Tradizione, Famiglia e Proprietà TFP – 16


Il traduttore, per definizione, interviene quando chi scrive il testo originale ha finito di lavorare. Ne consegue che il lavoro aumenta il fine settimana e con l’estate: più fa caldo, più ore devo stare al computer, e più i clienti hanno fretta (e senza aria condizionata, aggiungerei…).

Per cui temo che questa serie sulla TFP e derivati non sia costruita nella maniera organica che vorrei. Però rubo qualche minuto al lavoro per trascrivere alcune cose fondamentali su questo tema, che scrive l’amico e filosofo Costanzo Preve, in un articolo ("Considerazioni introduttive sugli attuali dibattiti fra laicismo, scienza, filosofia e religione) sulla rivista Atrium (anno X, numero 1, nuova serie).

Il punto cruciale è che la base del relativismo morale o nichilismo tanto denunciato da certi ambienti cattolici sta nel relativismo sociale, che quegli stessi ambienti promuovono.

Scrive Costanzo Preve:


Il nichilismo è semplicemente il termine colto e sofisticato per indicare che oggi la società moderna si fonda sul niente, e non ha (né vuole, né cerca) nessuna fondazione  universalistica di tipo filosofico o religioso.

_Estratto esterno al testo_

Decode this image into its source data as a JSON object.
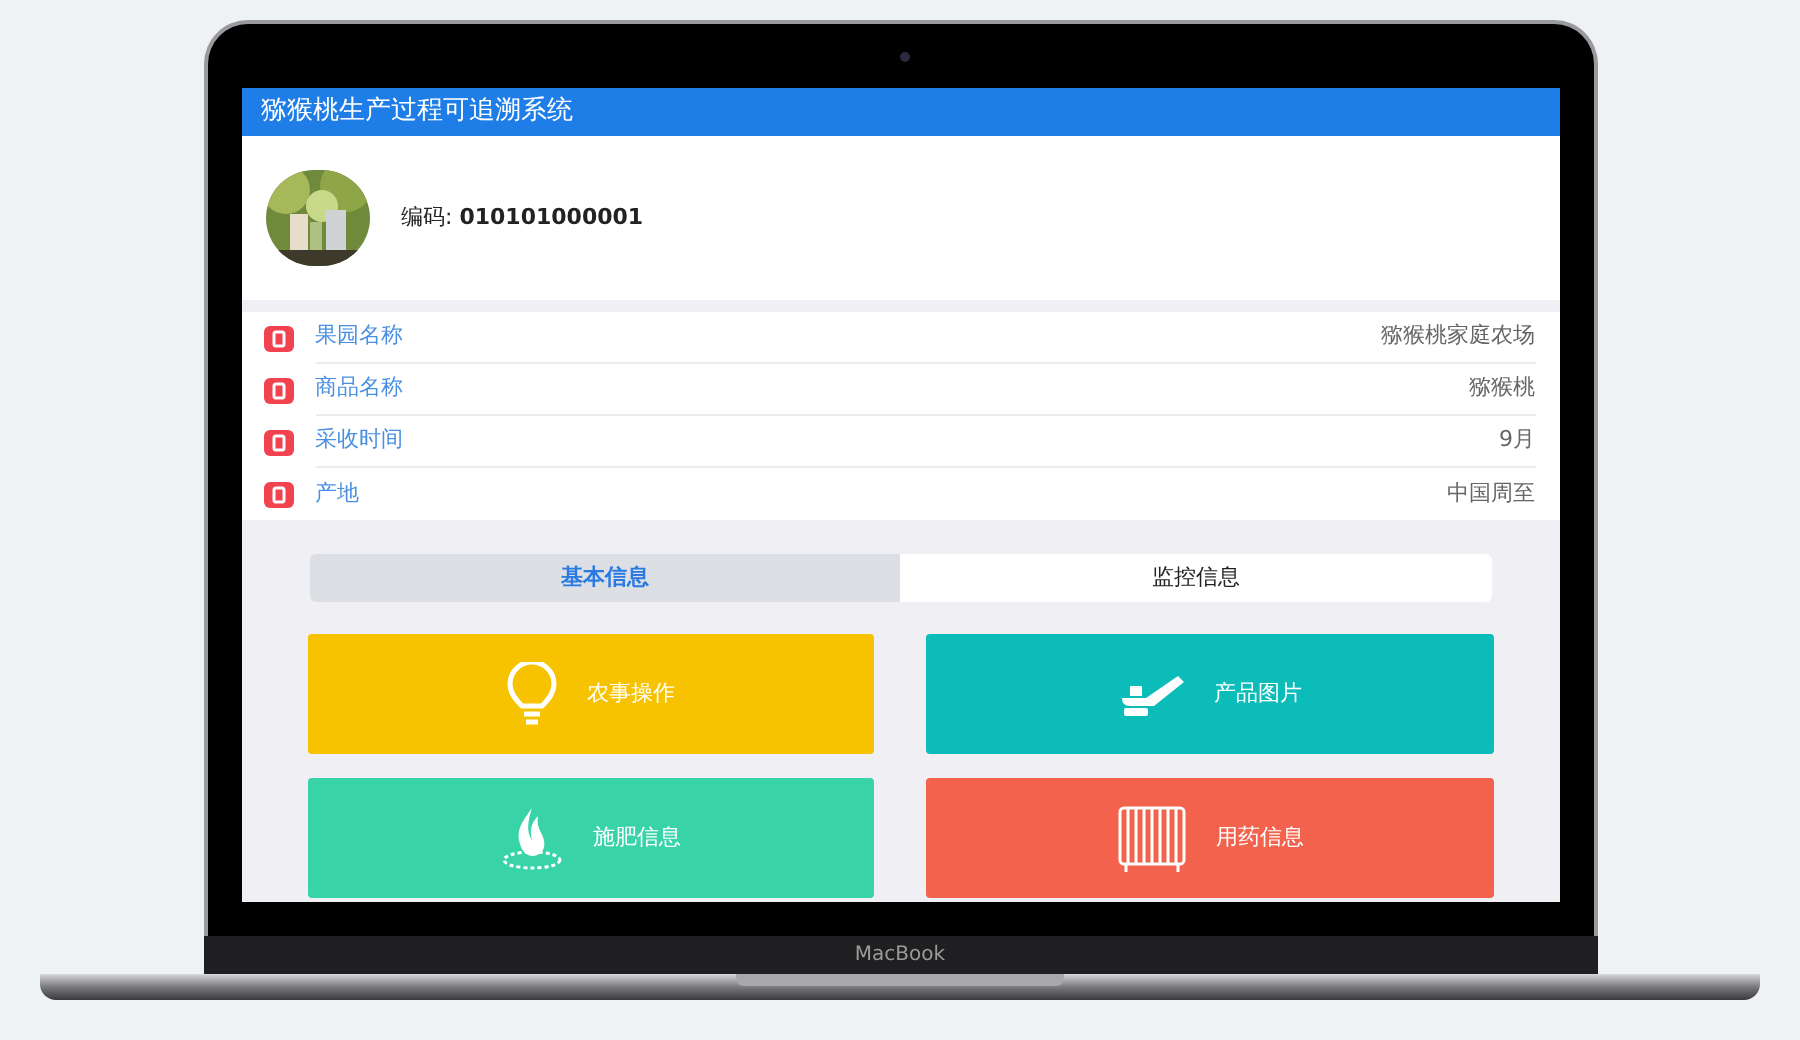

In realtà, essa si fonda sull’allargamento globalizzato della produzione capitalistica, e questo allargamento è il suo unico fondamento. Questo allargamento deve essere ‘performativo’, e cioè avere successo, ed il suo successo (provvisorio), può sostituire la fondazione veritativa della società. Lo storico dell’economia Frédéric Clairmont ha stabilito con un’accurata ricerca statistica che nel 1870 il reddito medio pro capite nel mondo era circa 2 volte maggiore di quello dei più poveri, nel 1960 era divenuto 38 volte, e nel 1994 di 58 volte.

L’economista Perroux faceva una distinzione fra il progresso (a beneficio di tutti) e i progressi (che riguardano una ristretta cerchia di persone). Le Nazioni Unite hanno stabilito che, nel 1994, vi erano sulla terra 1,1 miliardi di persone in condizioni di povertà assoluta (e trascuro qui i disoccupati, i sottopagati, i lavoratori flessibili e precari, ecc.).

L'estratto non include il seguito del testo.